Get Off My Public Lawn, er, Land!
The Legislature drew a line in the sand (mostly in southern Utah) against federal encroachment. In most of the bills, it was a line the feds hadn’t crossed, but that lawmakers were afraid they might.
In anticipation of possible regulations against cattle overgrazing on the Escalante National Monument, the Legislature created with House Bill 382 an “official grazing” zone in and around the monument. They also gathered $300,000 to pay a Washington, D.C., lobbyist to argue against the feds reintroducing wolves back into the state, despite the fact that there seems to be no plans to do so.
They also passed House Bill 155, making it so that federal agents, such as U.S. Forest agents, could be charged with “impersonating a peace officer” if they tried to cite or detain someone violating state law or county ordinance.
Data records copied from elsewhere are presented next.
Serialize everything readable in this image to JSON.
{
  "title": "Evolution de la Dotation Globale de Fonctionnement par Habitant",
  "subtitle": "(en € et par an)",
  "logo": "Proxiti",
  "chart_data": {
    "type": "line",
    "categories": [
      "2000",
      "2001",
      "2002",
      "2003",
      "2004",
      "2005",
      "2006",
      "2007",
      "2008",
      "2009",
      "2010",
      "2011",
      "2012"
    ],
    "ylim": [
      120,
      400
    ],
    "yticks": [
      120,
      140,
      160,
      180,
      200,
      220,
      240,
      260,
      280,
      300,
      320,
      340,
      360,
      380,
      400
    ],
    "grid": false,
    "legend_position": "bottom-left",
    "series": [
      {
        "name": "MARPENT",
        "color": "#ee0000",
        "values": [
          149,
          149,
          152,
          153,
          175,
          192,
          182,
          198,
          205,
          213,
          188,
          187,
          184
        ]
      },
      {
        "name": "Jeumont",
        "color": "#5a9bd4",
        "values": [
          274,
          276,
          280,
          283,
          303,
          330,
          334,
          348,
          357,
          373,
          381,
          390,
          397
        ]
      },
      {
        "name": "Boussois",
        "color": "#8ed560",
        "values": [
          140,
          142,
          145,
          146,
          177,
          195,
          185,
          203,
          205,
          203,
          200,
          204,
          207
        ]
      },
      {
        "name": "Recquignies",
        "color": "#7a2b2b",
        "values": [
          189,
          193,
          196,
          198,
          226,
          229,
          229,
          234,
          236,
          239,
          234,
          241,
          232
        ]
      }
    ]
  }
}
House Bill 164 would also allow local authorities to make improvements to federal lands they believe are mismanaged. The bill’s language is vague, but suggests that local authorities can repave roads and trails, for example, if they feel they might be dangerous for users. The problem is that the question of who owns which roads is the subject of multiple costly ongoing legal battles in the state. If a county paves over a trail and sensitive archaeological sites and/or wildlife habitats in the process, it will invite the same kind of costly lawsuits that southern Utah counties lost in the early ’90s. This kind of “bulldozer diplomacy” has been damaging to the land and taxpayer resources, without being very effective. Luckily, the 2013 Legislature also added another $1 million for reserve legal funds to be used in court battles with the feds.
ETHICS & ELECTIONS
In response to the still-developing scandal surrounding Utah Attorney General John Swallow—who, at the very least, received consulting fees from a third party involved in an alleged scheme to protect an Internet businessman from a Federal Trade Commission probe—Sen. Todd Weiler, R-Woods Cross, sponsored Senate Bill 83, restricting those in the executive branch from moonlighting in other jobs, especially when the outside work conflicts with state work.
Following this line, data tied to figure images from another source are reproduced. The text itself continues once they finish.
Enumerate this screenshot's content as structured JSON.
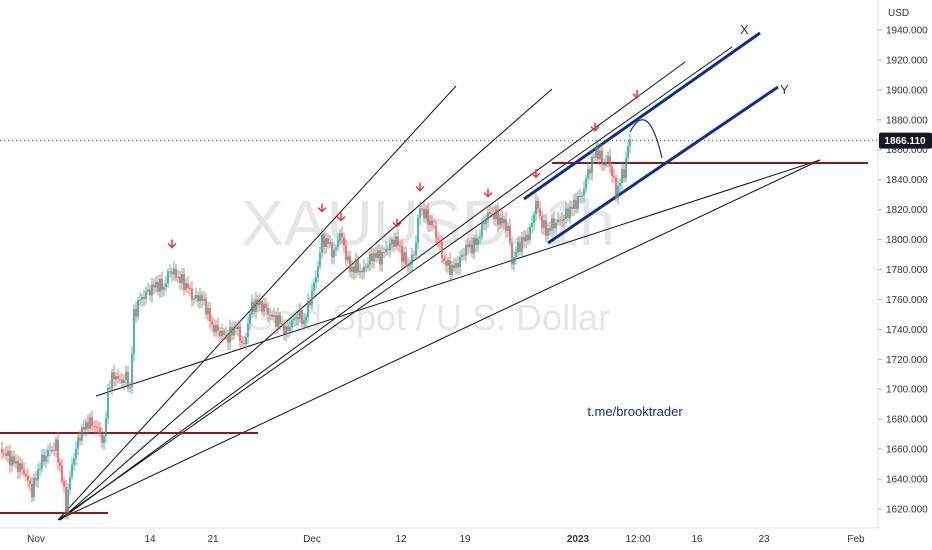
{
  "chart_data": {
    "type": "candlestick",
    "symbol_watermark": "XAUUSD, 1h",
    "watermark_subtitle": "Gold Spot / U.S. Dollar",
    "currency": "USD",
    "last_price": "1866.110",
    "link_text": "t.me/brooktrader",
    "label_x": "X",
    "label_y": "Y",
    "y_axis": {
      "min": 1610,
      "max": 1955,
      "ticks": [
        "1940.000",
        "1920.000",
        "1900.000",
        "1880.000",
        "1860.000",
        "1840.000",
        "1820.000",
        "1800.000",
        "1780.000",
        "1760.000",
        "1740.000",
        "1720.000",
        "1700.000",
        "1680.000",
        "1660.000",
        "1640.000",
        "1620.000"
      ]
    },
    "x_axis": {
      "ticks": [
        {
          "label": "Nov",
          "bold": false
        },
        {
          "label": "14",
          "bold": false
        },
        {
          "label": "21",
          "bold": false
        },
        {
          "label": "Dec",
          "bold": false
        },
        {
          "label": "12",
          "bold": false
        },
        {
          "label": "19",
          "bold": false
        },
        {
          "label": "2023",
          "bold": true
        },
        {
          "label": "12:00",
          "bold": false
        },
        {
          "label": "16",
          "bold": false
        },
        {
          "label": "23",
          "bold": false
        },
        {
          "label": "Feb",
          "bold": false
        }
      ]
    },
    "price_path": [
      [
        0,
        1660
      ],
      [
        8,
        1655
      ],
      [
        16,
        1650
      ],
      [
        24,
        1645
      ],
      [
        32,
        1632
      ],
      [
        40,
        1650
      ],
      [
        48,
        1658
      ],
      [
        56,
        1662
      ],
      [
        62,
        1640
      ],
      [
        66,
        1622
      ],
      [
        72,
        1650
      ],
      [
        80,
        1670
      ],
      [
        88,
        1678
      ],
      [
        96,
        1675
      ],
      [
        104,
        1665
      ],
      [
        108,
        1700
      ],
      [
        114,
        1710
      ],
      [
        120,
        1705
      ],
      [
        126,
        1708
      ],
      [
        130,
        1700
      ],
      [
        134,
        1750
      ],
      [
        140,
        1760
      ],
      [
        148,
        1765
      ],
      [
        156,
        1770
      ],
      [
        164,
        1768
      ],
      [
        170,
        1780
      ],
      [
        176,
        1776
      ],
      [
        182,
        1772
      ],
      [
        188,
        1768
      ],
      [
        194,
        1760
      ],
      [
        200,
        1762
      ],
      [
        206,
        1755
      ],
      [
        212,
        1742
      ],
      [
        220,
        1738
      ],
      [
        228,
        1735
      ],
      [
        236,
        1742
      ],
      [
        244,
        1728
      ],
      [
        250,
        1752
      ],
      [
        256,
        1758
      ],
      [
        264,
        1755
      ],
      [
        272,
        1748
      ],
      [
        280,
        1745
      ],
      [
        286,
        1738
      ],
      [
        292,
        1745
      ],
      [
        298,
        1750
      ],
      [
        304,
        1745
      ],
      [
        310,
        1760
      ],
      [
        316,
        1775
      ],
      [
        322,
        1800
      ],
      [
        328,
        1798
      ],
      [
        334,
        1790
      ],
      [
        340,
        1805
      ],
      [
        346,
        1790
      ],
      [
        350,
        1780
      ],
      [
        356,
        1782
      ],
      [
        362,
        1778
      ],
      [
        368,
        1785
      ],
      [
        374,
        1790
      ],
      [
        380,
        1788
      ],
      [
        388,
        1795
      ],
      [
        396,
        1800
      ],
      [
        402,
        1790
      ],
      [
        408,
        1782
      ],
      [
        414,
        1790
      ],
      [
        420,
        1822
      ],
      [
        426,
        1815
      ],
      [
        432,
        1810
      ],
      [
        438,
        1800
      ],
      [
        444,
        1785
      ],
      [
        452,
        1780
      ],
      [
        460,
        1786
      ],
      [
        466,
        1795
      ],
      [
        472,
        1795
      ],
      [
        478,
        1800
      ],
      [
        484,
        1812
      ],
      [
        490,
        1818
      ],
      [
        496,
        1815
      ],
      [
        502,
        1812
      ],
      [
        508,
        1808
      ],
      [
        512,
        1785
      ],
      [
        518,
        1795
      ],
      [
        524,
        1800
      ],
      [
        530,
        1805
      ],
      [
        536,
        1825
      ],
      [
        540,
        1815
      ],
      [
        546,
        1805
      ],
      [
        552,
        1810
      ],
      [
        558,
        1812
      ],
      [
        564,
        1815
      ],
      [
        570,
        1820
      ],
      [
        576,
        1825
      ],
      [
        582,
        1830
      ],
      [
        588,
        1845
      ],
      [
        592,
        1852
      ],
      [
        596,
        1860
      ],
      [
        600,
        1855
      ],
      [
        604,
        1850
      ],
      [
        608,
        1854
      ],
      [
        612,
        1845
      ],
      [
        616,
        1830
      ],
      [
        620,
        1840
      ],
      [
        624,
        1845
      ],
      [
        628,
        1862
      ],
      [
        630,
        1866
      ]
    ],
    "arrow_marks": [
      {
        "x": 172,
        "price": 1788
      },
      {
        "x": 322,
        "price": 1812
      },
      {
        "x": 341,
        "price": 1806
      },
      {
        "x": 397,
        "price": 1802
      },
      {
        "x": 420,
        "price": 1826
      },
      {
        "x": 488,
        "price": 1822
      },
      {
        "x": 536,
        "price": 1835
      },
      {
        "x": 595,
        "price": 1866
      },
      {
        "x": 637,
        "price": 1888
      }
    ]
  },
  "colors": {
    "up": "#26a69a",
    "down": "#ef5350",
    "arrow": "#e53935",
    "channel": "#0d2f8c",
    "support": "#8b1a1a",
    "trend": "#111111",
    "link": "#0d2f8c",
    "price_label_bg": "#131722"
  }
}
House Bill 91, which died in the final hours of the session, would have allowed Utah to be among the few states that allow people to register to vote on Election Day. While the bill was touted as a good way to try to get apathetic eligible voters off the couch and out to the polls, other lawmakers argued that if they were too lazy to register before Election Day, they probably shouldn’t be voting in the first place.
JELL-O AIR
During winter inversions, the Utah Capitol appears to be poured into a Jell-O mold, an image not lost on Utah lawmakers. Rep. Joel Briscoe, D-Salt Lake City, proposed creating a pilot program to allow for free public transit in January and July as a means of cutting back on carbon emissions. The bill never made it out of committee.
One measure that did pass late in the final day of the session allows Questar to raise user rates by as much as 8 cents a month to fund the construction of more natural-gas fueling stations in the state.